In Scikit-learn version 0.23.2 calling the predict() method maliciously crafted model SVM can result in a segmentation fault. Such models can be introduced via pickle, json, or any other model permanence standard. The behaviour is triggered when one of the members of the _n_support array has a very large value, example 1000000 when calling libsvm.predict()
Upstream appears not to care:
This is where it's out of scope here: we can't guard against everything. We have a responsibility to provide safe code when that code is used under the limits of what's a normal use-case, but that's pretty much it. Private attributes shouldn't be modified, and it's up to users to make sure that the estimator isn't maliciously altered.

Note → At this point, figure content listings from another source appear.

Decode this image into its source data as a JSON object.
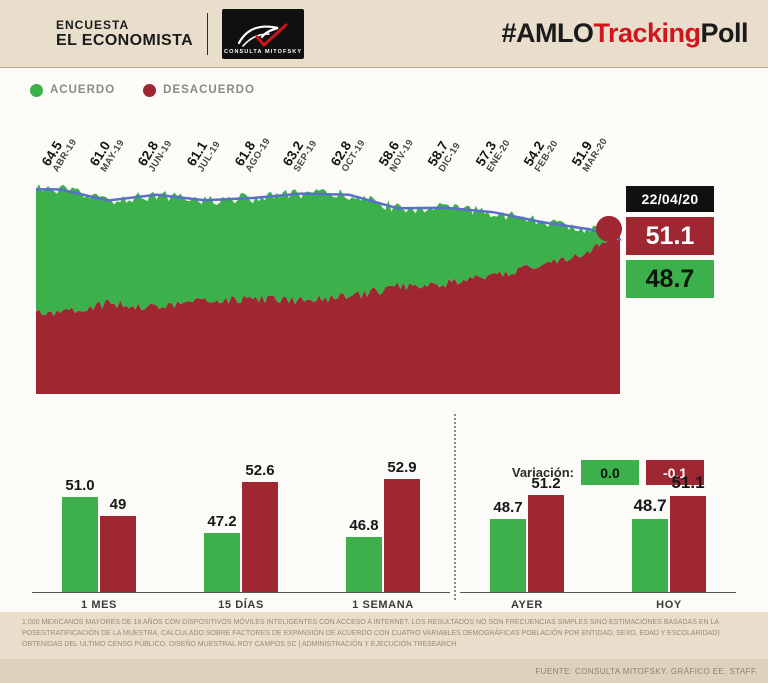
{
  "colors": {
    "green": "#3cb04a",
    "red": "#9e2731",
    "red_bright": "#d0151c",
    "blue": "#5a6fc8",
    "beige": "#e8decb"
  },
  "header": {
    "survey_label": "ENCUESTA",
    "newspaper": "EL ECONOMISTA",
    "logo_text": "CONSULTA MITOFSKY",
    "hashtag": {
      "amlo": "#AMLO",
      "tracking": "Tracking",
      "poll": "Poll"
    }
  },
  "legend": {
    "acuerdo": "ACUERDO",
    "desacuerdo": "DESACUERDO"
  },
  "chart_data": [
    {
      "type": "area",
      "categories": [
        "ABR-19",
        "MAY-19",
        "JUN-19",
        "JUL-19",
        "AGO-19",
        "SEP-19",
        "OCT-19",
        "NOV-19",
        "DIC-19",
        "ENE-20",
        "FEB-20",
        "MAR-20"
      ],
      "series": [
        {
          "name": "ACUERDO",
          "color": "#3cb04a",
          "values": [
            64.5,
            61.0,
            62.8,
            61.1,
            61.8,
            63.2,
            62.8,
            58.6,
            58.7,
            57.3,
            54.2,
            51.9
          ]
        },
        {
          "name": "DESACUERDO",
          "color": "#9e2731",
          "estimated": true,
          "values": [
            26.0,
            28.5,
            27.5,
            29.5,
            30.0,
            29.5,
            30.5,
            34.0,
            35.0,
            37.0,
            41.0,
            45.0
          ]
        }
      ],
      "ylim": [
        0,
        70
      ],
      "trend_line_color": "#5a6fc8",
      "current": {
        "date": "22/04/20",
        "acuerdo": 48.7,
        "desacuerdo": 51.1,
        "acuerdo_label": "48.7",
        "desacuerdo_label": "51.1"
      }
    },
    {
      "type": "bar",
      "variation_label": "Variación:",
      "variation": {
        "acuerdo": "0.0",
        "desacuerdo": "-0.1"
      },
      "groups": [
        {
          "label": "1 MES",
          "acuerdo": 51.0,
          "desacuerdo": 49.0,
          "acuerdo_label": "51.0",
          "desacuerdo_label": "49",
          "emphasis": false
        },
        {
          "label": "15 DÍAS",
          "acuerdo": 47.2,
          "desacuerdo": 52.6,
          "acuerdo_label": "47.2",
          "desacuerdo_label": "52.6",
          "emphasis": false
        },
        {
          "label": "1 SEMANA",
          "acuerdo": 46.8,
          "desacuerdo": 52.9,
          "acuerdo_label": "46.8",
          "desacuerdo_label": "52.9",
          "emphasis": false
        },
        {
          "label": "AYER",
          "acuerdo": 48.7,
          "desacuerdo": 51.2,
          "acuerdo_label": "48.7",
          "desacuerdo_label": "51.2",
          "emphasis": false
        },
        {
          "label": "HOY",
          "acuerdo": 48.7,
          "desacuerdo": 51.1,
          "acuerdo_label": "48.7",
          "desacuerdo_label": "51.1",
          "emphasis": true
        }
      ]
    }
  ],
  "footer": {
    "disclaimer": "1,000 MEXICANOS MAYORES DE 18 AÑOS CON DISPOSITIVOS MÓVILES INTELIGENTES CON ACCESO A INTERNET. LOS RESULTADOS NO SON FRECUENCIAS SIMPLES SINO ESTIMACIONES BASADAS EN LA POSESTRATIFICACIÓN DE LA MUESTRA, CALCULADO SOBRE FACTORES DE EXPANSIÓN DE ACUERDO CON CUATRO VARIABLES DEMOGRÁFICAS POBLACIÓN POR ENTIDAD, SEXO, EDAD Y ESCOLARIDAD) OBTENIDAS DEL ÚLTIMO CENSO PÚBLICO. DISEÑO MUESTRAL ROY CAMPOS SC | ADMINISTRACIÓN Y EJECUCIÓN TRESEARCH.",
    "source": "FUENTE: CONSULTA MITOFSKY. GRÁFICO EE. STAFF."
  }
}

I might go on a limb and use a poor analogy but when I buy a car, I can't complain that it breaks if I replace the steering wheel by a potato.
The bug has been referenced in the following commit(s):
Author: Andrew Ammerlaan <firstname.lastname@example.org>
AuthorDate: 2021-05-29 17:41:14 +0000
Commit: Andrew Ammerlaan <email@example.com>
CommitDate: 2021-05-29 17:41:48 +0000
sci-libs/scikit-learn: drop 0.23.2
Package-Manager: Portage-3.0.19, Repoman-3.0.3
Signed-off-by: Andrew Ammerlaan <firstname.lastname@example.org>
sci-libs/scikit-learn/Manifest | 1 -
sci-libs/scikit-learn/scikit-learn-0.23.2.ebuild | 66 ------------------------
2 files changed, 67 deletions(-)
Andrew, is this vulnerability fixed by the versions now in tree?
(In reply to John Helmert III from comment #3)
> Andrew, is this vulnerability fixed by the versions now in tree?
It does according to repology: https://repology.org/project/python:scikit-learn/cves
Repology uses CVE data to handle that, and the CVE data isn't necessarily always trustable. Upstream didn't seem to have any interest in patching it, so let's assume the vulnerability is still present unless there's patches upstream.
Package list is empty or all packages have requested keywords.